Carcinoid syndrome is seen in less than 20% of patients with intestinal neuroendocrine neoplasms.

Carcinoid crisis refers to a perioperative with stress associated endocrine emergency manifested by circulatory collapse triggered by an acute release of vasoactive amines into systemic circulation: triggers include catecholamine exposure, anesthetic agents, physical stress, infections, and manipulation of tumors.

Somatostatin analogs and alpha interferon are successful in treating symptoms without causing tumor regression.

Traditional approach to this syndrome is to initiate treatment with a somatostatin analogue.
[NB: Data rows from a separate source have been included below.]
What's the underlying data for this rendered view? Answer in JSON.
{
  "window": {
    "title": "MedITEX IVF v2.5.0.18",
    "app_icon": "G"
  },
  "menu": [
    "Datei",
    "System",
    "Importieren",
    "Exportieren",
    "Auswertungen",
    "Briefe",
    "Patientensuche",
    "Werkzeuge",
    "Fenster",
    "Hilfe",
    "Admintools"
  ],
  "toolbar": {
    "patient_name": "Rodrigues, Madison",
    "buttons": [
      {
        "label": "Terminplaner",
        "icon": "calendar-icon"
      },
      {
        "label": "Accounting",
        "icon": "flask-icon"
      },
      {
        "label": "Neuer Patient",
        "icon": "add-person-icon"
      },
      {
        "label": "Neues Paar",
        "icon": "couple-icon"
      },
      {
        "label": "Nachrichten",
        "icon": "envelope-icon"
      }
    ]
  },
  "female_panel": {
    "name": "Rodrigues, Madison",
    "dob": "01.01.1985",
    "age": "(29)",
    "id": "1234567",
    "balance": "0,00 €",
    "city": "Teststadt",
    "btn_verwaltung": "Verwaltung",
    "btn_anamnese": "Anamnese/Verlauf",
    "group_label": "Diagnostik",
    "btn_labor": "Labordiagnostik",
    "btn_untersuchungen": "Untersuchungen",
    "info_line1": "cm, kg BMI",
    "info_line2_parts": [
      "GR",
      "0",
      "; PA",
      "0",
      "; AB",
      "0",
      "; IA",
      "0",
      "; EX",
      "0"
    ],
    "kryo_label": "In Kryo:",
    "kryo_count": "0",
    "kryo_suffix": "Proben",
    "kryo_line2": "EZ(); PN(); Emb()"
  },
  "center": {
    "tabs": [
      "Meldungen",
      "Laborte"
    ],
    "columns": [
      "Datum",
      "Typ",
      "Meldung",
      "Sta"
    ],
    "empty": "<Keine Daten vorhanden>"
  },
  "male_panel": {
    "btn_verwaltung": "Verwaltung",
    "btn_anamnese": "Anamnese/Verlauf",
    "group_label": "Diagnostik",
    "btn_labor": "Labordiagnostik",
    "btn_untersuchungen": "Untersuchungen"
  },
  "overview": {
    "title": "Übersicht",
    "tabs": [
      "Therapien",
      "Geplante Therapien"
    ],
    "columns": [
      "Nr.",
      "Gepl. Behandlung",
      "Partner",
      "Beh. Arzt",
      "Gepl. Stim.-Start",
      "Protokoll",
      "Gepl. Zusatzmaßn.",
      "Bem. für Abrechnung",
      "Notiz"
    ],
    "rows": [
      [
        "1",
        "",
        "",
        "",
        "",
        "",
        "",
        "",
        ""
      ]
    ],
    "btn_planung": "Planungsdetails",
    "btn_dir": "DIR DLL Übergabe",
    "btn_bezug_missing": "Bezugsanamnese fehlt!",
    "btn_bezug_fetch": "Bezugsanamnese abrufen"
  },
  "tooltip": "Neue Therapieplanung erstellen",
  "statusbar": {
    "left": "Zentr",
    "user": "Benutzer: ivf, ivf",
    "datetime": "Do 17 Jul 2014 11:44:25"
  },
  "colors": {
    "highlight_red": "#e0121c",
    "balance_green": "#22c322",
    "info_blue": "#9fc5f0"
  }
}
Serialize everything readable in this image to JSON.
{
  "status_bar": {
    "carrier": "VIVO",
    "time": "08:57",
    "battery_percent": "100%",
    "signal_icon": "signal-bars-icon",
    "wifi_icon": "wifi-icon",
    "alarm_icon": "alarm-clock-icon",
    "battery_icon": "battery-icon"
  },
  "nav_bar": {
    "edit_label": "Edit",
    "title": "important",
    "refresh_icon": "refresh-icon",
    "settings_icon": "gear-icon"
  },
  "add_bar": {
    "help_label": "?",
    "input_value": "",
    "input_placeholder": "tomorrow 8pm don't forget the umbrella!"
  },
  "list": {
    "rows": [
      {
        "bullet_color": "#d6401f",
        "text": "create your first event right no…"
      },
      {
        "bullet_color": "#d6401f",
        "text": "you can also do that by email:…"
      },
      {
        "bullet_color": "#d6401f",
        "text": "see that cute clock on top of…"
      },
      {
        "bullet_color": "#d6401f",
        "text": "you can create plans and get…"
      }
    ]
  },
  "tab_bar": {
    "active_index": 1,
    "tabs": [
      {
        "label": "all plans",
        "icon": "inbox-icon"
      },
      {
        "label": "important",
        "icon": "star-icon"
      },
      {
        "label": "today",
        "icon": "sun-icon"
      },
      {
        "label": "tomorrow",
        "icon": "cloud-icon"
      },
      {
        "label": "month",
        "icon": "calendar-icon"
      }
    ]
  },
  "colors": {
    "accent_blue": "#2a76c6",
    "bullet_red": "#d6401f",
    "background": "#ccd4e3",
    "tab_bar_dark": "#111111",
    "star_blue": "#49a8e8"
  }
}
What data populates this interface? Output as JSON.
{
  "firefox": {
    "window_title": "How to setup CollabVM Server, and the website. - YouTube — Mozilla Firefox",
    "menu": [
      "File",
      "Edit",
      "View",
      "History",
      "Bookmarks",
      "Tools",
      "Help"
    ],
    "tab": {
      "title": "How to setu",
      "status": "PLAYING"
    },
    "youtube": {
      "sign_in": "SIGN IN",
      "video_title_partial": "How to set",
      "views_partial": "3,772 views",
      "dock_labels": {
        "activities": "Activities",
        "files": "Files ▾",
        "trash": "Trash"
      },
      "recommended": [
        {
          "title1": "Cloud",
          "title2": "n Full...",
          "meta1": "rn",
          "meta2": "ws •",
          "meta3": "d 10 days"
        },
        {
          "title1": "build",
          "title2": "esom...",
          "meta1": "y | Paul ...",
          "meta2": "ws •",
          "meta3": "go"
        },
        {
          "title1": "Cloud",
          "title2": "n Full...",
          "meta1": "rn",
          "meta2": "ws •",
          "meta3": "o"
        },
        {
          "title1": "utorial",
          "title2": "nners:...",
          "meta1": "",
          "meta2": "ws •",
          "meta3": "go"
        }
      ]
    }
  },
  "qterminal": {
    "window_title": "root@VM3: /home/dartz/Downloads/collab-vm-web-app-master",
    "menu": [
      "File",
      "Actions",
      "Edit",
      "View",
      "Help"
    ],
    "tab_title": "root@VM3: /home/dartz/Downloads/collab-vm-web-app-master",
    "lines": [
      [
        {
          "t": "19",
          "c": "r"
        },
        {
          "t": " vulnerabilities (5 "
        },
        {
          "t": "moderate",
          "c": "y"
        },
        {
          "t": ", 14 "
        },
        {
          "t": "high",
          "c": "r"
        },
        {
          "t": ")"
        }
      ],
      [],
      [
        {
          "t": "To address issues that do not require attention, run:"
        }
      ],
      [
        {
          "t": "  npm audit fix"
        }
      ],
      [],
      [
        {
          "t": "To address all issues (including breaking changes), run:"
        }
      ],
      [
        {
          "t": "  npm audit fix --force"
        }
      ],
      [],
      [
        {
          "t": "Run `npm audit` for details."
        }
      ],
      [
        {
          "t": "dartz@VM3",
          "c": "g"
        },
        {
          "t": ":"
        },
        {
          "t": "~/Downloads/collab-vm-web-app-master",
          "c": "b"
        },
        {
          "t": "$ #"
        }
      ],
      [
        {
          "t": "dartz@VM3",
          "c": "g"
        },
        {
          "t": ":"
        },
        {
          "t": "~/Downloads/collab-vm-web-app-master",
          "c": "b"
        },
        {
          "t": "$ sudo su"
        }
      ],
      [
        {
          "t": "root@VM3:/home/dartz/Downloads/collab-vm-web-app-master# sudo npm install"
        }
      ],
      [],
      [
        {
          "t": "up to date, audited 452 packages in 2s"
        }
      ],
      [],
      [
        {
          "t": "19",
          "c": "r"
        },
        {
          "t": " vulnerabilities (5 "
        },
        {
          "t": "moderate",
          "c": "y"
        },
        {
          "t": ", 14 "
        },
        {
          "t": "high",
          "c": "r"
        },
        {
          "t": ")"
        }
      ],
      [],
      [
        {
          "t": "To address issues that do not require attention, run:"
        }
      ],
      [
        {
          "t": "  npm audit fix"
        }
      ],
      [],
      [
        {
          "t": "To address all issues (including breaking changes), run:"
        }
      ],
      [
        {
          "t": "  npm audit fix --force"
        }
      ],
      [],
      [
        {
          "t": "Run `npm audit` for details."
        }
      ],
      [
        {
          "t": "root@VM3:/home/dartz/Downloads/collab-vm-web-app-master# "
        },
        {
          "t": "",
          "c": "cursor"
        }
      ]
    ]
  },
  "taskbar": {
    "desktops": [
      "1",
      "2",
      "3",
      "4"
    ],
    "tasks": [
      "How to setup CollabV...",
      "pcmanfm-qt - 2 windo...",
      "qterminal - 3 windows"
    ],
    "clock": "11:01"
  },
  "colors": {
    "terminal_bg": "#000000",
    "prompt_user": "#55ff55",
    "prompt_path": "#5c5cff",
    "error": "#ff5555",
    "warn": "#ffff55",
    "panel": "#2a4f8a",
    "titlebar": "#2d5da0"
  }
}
Approximately 60% of patients are responsive to initial somatostatin therapy but they do lose effect overtime, resulting in refractory symptoms.

Somatostatin analogues act on somatostatin receptor subtype 2 of tumor cell, blocking hormone release.

With carcinoid syndrome octreotide can control diarrhea and flushing in about 40-50% of patients.

Octreotide can improve the symptoms of carcinoid in up to 88% of patients (Kvols EK et a).

Octreotide acts as an anti-secretory agent that inhibits the secretion of multiple hormones of neuroendocrine tumors.

Lanreotide is a somatostatin analogue available as a long-acting subcutaneous injection and had similar rates of symptom control and reduction in biochemical markers as octreotide (O’toole D et al).

Telotristat ethyl, a tryptophan hydroxylase inhibitor associated with significan reduction in symptoms.

Telotristat ethyl in combination with somatostatin analogue therapy improves carcinoid syndrome diarrhea control.

Telotristat is an oral medication in combination with octreotide, that inhibits the conversion of tryptophan to serotonin.

Telotristat dose 250 mg TID with food.

Octreotide should be given 30 minutes after Telotristat to avoid decreased concentrations of Telotristat.